Now it is possible to run dns queries, on a regular linux/UNIX you could run dig to test the functionality

naroj@frisbee:~/playground/dnsdist$ dig +noall +answer example.nl @localhost -p 69
example.nl.     3600    IN  A   94.198.159.35

So far so good, let's test a domain from the blocklist

naroj@frisbee:~/playground/dnsdist$ dig +noall +answer facebook.com @localhost -p 69
facebook.com.       3600    IN  A   127.0.0.1

This returns 127.0.0.1 so we know for sure we will not be distracted by Zuck ;-)

Verification and insights¶

We can even pull up the local web interface to peak into the metrics and understand what is going on with out DNS traffic;

login: admin
password: "my_well_protected_password"
Scenario

We can not assume all works well without sniffing the wire, let's have a look with tcpdump to verify traffic to the nameservers is indeed not plain text dns;

naroj@frisbee:~/playground/dnsdist$ sudo tcpdump -i wlp0s20f3 src host 192.168.8.150 and \( dst host 76.76.2.11 or dst host 46.105.222.254 or dst host 9.9.9.9 \) and port 443 -A
tcpdump: verbose output suppressed, use -v[v]... for full protocol decode
listening on wlp0s20f3, link-type EN10MB (Ethernet), snapshot length 262144 bytes
22:04:04.139815 IP frisbee.lan.43656 > dns9.quad9.net.https: Flags [.], ack 2896489167, win 502, options [nop,nop,TS val 2578369760 ecr 1915428050], length 0
E..4.X@.?.......                ......q^.........v.....
....r+..
22:04:04.139882 IP frisbee.lan.43656 > dns9.quad9.net.https: Flags [P.], seq 0:621, ack 1, win 502, options [nop,nop,TS val 2578369760 ecr 1915428050], length 621
E....Y@.?.......                ......q^...............
....r+......h...d....C.o..6..K......Q..e... f.g.Px. .O...i.....b$4..........L.. ..N..>.......,.0.........+./...$.(.k.#.'.g.
...9.   ...3.....=.<.5./...............dns.quad9.net.........
.........................#..3t.........h2...........0...................    .
...........................+........-.....3.&.$... ...... .\..U.4...0....R.A'.......)......P.U.......B...{.......c9.3.......*w..U.......J.....}z.HH.hN.....#....|).l..:..Q.A.....O...M..K....N.Ov..U.......I.m...l.X.a..tI.......U.... .s.N..8.........DD.AH:{;.k.X4..?%.T.../G..z..........sI..'XM.6.-
....&......q.........K..10Wq..I...k..J.~.Y......t+. ...V^.w@U.^....v...q..
22:04:04.141127 IP frisbee.lan.46916 > dns-edge-europe-france-rbx.cleanbrowsing.org.https: Flags [.], ack 1214638945, win 502, options [nop,nop,TS val 3108224180 ecr 2952411526], length 0
E..4.
@.?........i...D.....CHe.a...........
.C....9.

We can safely conclude our privacy increased by a lot.
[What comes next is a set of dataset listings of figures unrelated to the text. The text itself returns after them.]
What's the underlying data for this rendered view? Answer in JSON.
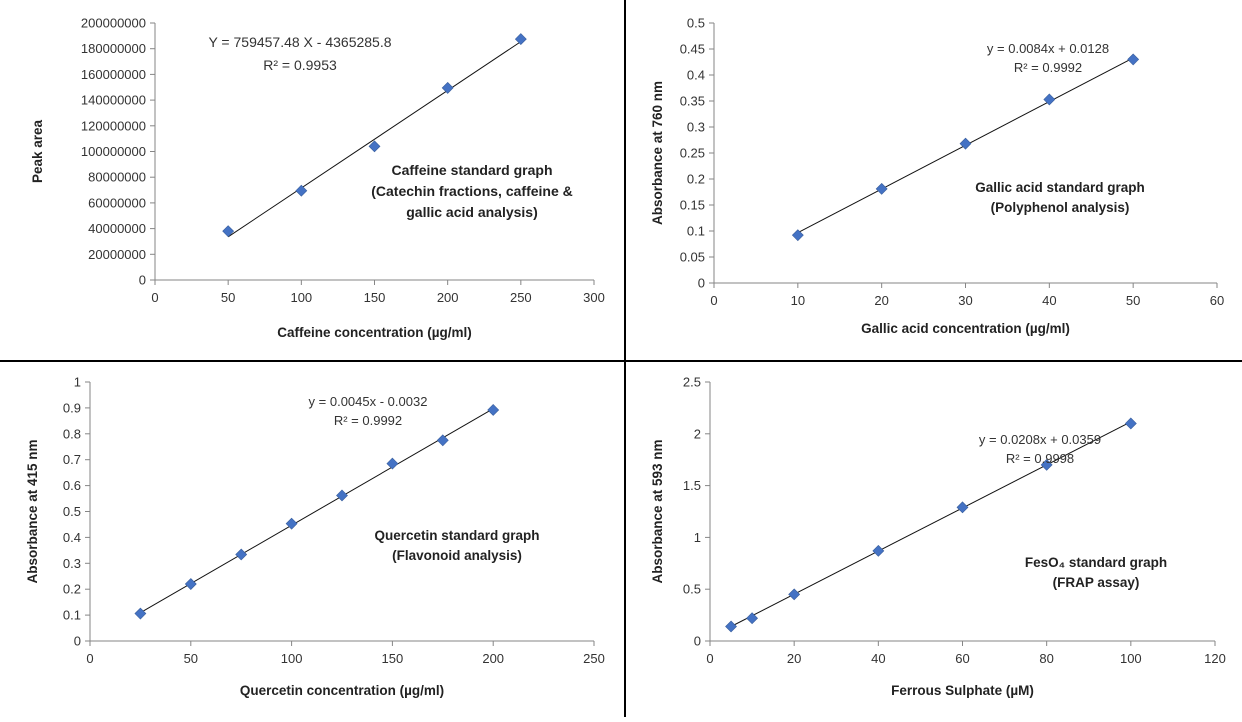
{
  "chart_data": [
    {
      "type": "scatter",
      "xlabel": "Caffeine concentration (µg/ml)",
      "ylabel": "Peak area",
      "xlim": [
        0,
        300
      ],
      "ylim": [
        0,
        200000000
      ],
      "xticks": [
        0,
        50,
        100,
        150,
        200,
        250,
        300
      ],
      "yticks": [
        0,
        20000000,
        40000000,
        60000000,
        80000000,
        100000000,
        120000000,
        140000000,
        160000000,
        180000000,
        200000000
      ],
      "x": [
        50,
        100,
        150,
        200,
        250
      ],
      "y": [
        38000000,
        69500000,
        104000000,
        149500000,
        187500000
      ],
      "trendline": {
        "slope": 759457.48,
        "intercept": -4365285.8,
        "x_range": [
          50,
          250
        ]
      },
      "equation": "Y = 759457.48 X - 4365285.8",
      "r2": "R² = 0.9953",
      "annotation": [
        "Caffeine standard graph",
        "(Catechin fractions, caffeine &",
        "gallic acid  analysis)"
      ],
      "grid": false,
      "marker_color": "#4472C4"
    },
    {
      "type": "scatter",
      "xlabel": "Gallic acid concentration (µg/ml)",
      "ylabel": "Absorbance at 760 nm",
      "xlim": [
        0,
        60
      ],
      "ylim": [
        0,
        0.5
      ],
      "xticks": [
        0,
        10,
        20,
        30,
        40,
        50,
        60
      ],
      "yticks": [
        0,
        0.05,
        0.1,
        0.15,
        0.2,
        0.25,
        0.3,
        0.35,
        0.4,
        0.45,
        0.5
      ],
      "x": [
        10,
        20,
        30,
        40,
        50
      ],
      "y": [
        0.092,
        0.181,
        0.268,
        0.353,
        0.43
      ],
      "trendline": {
        "slope": 0.0084,
        "intercept": 0.0128,
        "x_range": [
          10,
          50
        ]
      },
      "equation": "y = 0.0084x + 0.0128",
      "r2": "R² = 0.9992",
      "annotation": [
        "Gallic acid standard graph",
        "(Polyphenol analysis)"
      ],
      "grid": false,
      "marker_color": "#4472C4"
    },
    {
      "type": "scatter",
      "xlabel": "Quercetin concentration (µg/ml)",
      "ylabel": "Absorbance at 415 nm",
      "xlim": [
        0,
        250
      ],
      "ylim": [
        0,
        1
      ],
      "xticks": [
        0,
        50,
        100,
        150,
        200,
        250
      ],
      "yticks": [
        0,
        0.1,
        0.2,
        0.3,
        0.4,
        0.5,
        0.6,
        0.7,
        0.8,
        0.9,
        1
      ],
      "x": [
        25,
        50,
        75,
        100,
        125,
        150,
        175,
        200
      ],
      "y": [
        0.106,
        0.22,
        0.334,
        0.453,
        0.562,
        0.685,
        0.775,
        0.892
      ],
      "trendline": {
        "slope": 0.0045,
        "intercept": -0.0032,
        "x_range": [
          25,
          200
        ]
      },
      "equation": "y = 0.0045x - 0.0032",
      "r2": "R² = 0.9992",
      "annotation": [
        "Quercetin standard graph",
        "(Flavonoid analysis)"
      ],
      "grid": false,
      "marker_color": "#4472C4"
    },
    {
      "type": "scatter",
      "xlabel": "Ferrous Sulphate (µM)",
      "ylabel": "Absorbance at 593 nm",
      "xlim": [
        0,
        120
      ],
      "ylim": [
        0,
        2.5
      ],
      "xticks": [
        0,
        20,
        40,
        60,
        80,
        100,
        120
      ],
      "yticks": [
        0,
        0.5,
        1,
        1.5,
        2,
        2.5
      ],
      "x": [
        5,
        10,
        20,
        40,
        60,
        80,
        100
      ],
      "y": [
        0.14,
        0.22,
        0.45,
        0.87,
        1.29,
        1.7,
        2.1
      ],
      "trendline": {
        "slope": 0.0208,
        "intercept": 0.0359,
        "x_range": [
          5,
          100
        ]
      },
      "equation": "y = 0.0208x + 0.0359",
      "r2": "R² = 0.9998",
      "annotation": [
        "FesO₄ standard graph",
        "(FRAP assay)"
      ],
      "grid": false,
      "marker_color": "#4472C4"
    }
  ]
}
Keep in mind it is important to rotate over a wider range of servers to prevent one provider from profiling you. Using the randomization feature in dnsdist this is a peace of 🎂

Is there only good?¶

There are down sides to this solution as well. Internet service providers and your local network administrators might by fighting evil. They have a few ways to find out if a client is infected by anything malicious. On of the way to find out is by looking at DNS queries, which they can not see anymore since we care about privacy. It's always a trade-off. But on the bright side you could find a DoH resolver which also detects malicious queries. Realize DoH only protects you from having someone on your network from seeing your mostly uninteresting DNS queries. The only place it has much value is on public networks and if you don't trust your ISP or Government. Depending on where you live this might be a reasonable concern.

What is next?¶

From this point we can configure our local resolver to use 127.0.0.1:69 as our namesever. The configuration varies per operating system and even per Linux distribution. Google is one of the better places to look further if it's unclear how to take it on from here.